Using thunks: Why isn't my code printing sequentially?

Question

I'm trying to understand thunks. I'm going through Kyle Simpson's Rethinking Async JS course on Lynda.

I have this code:

function makeThunk(fn) {
    var args = [].slice.call(arguments, 1);
    return function(cb) {
        args.push(cb);
        fn.apply(null, args);
    }
}

function addAsync(x,y, cb) {
    setTimeout(function() {
        cb(x+y);
    }, 1000);
}


var thunk = makeThunk(addAsync, 10,15);

Now, when I execute the following:

thunk(function(sum) {
    console.log(sum * sum);
})

thunk(function(sum) {
    console.log(sum);
})

The result is 625 printed twice.

However, when I execute

thunk(function(sum) {
    console.log(sum);
})
thunk(function(sum) {
    console.log(sum * sum);
})

The result is 25 executed twice.

My expectation in the first case is 625 printed then 25. And in the second case 25 is printed then 625.

Why is my expectation incorrect?

Answer 1

var thunk = makeThunk(addAsync, 10,15);

After that the closured args array is:

[10, 15]

Now if you call thunk :

thunk(function one(sum) {
console.log(sum * sum);
})

The internal args is:

[10, 15, one]

And the function is executed the first time.

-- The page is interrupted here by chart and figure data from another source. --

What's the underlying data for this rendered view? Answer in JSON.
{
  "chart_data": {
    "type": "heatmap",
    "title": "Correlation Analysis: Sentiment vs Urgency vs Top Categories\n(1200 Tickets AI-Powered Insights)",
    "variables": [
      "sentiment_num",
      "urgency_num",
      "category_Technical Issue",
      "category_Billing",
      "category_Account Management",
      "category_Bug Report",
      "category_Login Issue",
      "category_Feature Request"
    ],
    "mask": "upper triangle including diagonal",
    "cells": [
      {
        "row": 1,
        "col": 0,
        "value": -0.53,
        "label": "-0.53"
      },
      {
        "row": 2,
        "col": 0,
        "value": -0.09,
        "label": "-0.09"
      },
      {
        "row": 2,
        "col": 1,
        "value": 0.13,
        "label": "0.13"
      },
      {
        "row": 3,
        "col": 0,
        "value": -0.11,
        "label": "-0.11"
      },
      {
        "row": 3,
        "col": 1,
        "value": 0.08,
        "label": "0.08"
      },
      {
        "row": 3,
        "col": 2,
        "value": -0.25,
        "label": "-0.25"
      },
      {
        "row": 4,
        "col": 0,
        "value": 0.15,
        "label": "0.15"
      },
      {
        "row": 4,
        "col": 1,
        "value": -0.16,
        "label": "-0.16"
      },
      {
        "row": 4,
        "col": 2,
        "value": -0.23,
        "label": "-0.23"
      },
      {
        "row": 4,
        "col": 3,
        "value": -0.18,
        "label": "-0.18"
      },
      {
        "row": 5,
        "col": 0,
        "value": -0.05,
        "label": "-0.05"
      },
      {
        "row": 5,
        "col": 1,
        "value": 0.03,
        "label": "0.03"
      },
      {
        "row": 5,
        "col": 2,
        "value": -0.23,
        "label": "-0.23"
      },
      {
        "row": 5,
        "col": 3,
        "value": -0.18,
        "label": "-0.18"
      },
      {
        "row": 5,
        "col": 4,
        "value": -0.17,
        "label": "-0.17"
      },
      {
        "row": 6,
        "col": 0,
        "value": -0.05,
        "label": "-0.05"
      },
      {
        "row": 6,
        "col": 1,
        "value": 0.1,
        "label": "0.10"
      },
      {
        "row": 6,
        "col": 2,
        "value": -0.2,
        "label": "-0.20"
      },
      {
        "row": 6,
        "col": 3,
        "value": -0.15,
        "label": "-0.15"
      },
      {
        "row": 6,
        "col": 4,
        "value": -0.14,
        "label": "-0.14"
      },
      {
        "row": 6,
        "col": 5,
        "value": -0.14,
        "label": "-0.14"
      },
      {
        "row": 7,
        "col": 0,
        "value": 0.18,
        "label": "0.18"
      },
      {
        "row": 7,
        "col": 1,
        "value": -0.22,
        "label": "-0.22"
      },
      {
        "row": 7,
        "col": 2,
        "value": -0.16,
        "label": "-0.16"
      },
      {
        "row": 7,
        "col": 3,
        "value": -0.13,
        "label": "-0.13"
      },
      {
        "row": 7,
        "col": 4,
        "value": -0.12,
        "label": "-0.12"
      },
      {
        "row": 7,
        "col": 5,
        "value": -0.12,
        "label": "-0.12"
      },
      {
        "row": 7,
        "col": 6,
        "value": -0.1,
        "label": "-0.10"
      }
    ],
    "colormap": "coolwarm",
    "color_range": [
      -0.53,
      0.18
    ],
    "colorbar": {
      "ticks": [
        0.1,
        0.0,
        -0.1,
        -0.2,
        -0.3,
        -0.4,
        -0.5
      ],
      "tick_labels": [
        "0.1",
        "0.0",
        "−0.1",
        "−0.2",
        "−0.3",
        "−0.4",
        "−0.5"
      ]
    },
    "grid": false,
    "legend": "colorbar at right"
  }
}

Then you call:

thunk(function two(sum) {
  console.log(sum);
})

So args will look like this:

[10, 15, one, two]

So addAsync is called like:

addAsync(10, 15, one, two)

So cb is one again, therefore the first function is executed twice.

---

To resolve this, you may want to change the modification through push into an nonmutating concat:

return function(cb) {
    fn.apply(null, args.concat(cb));
}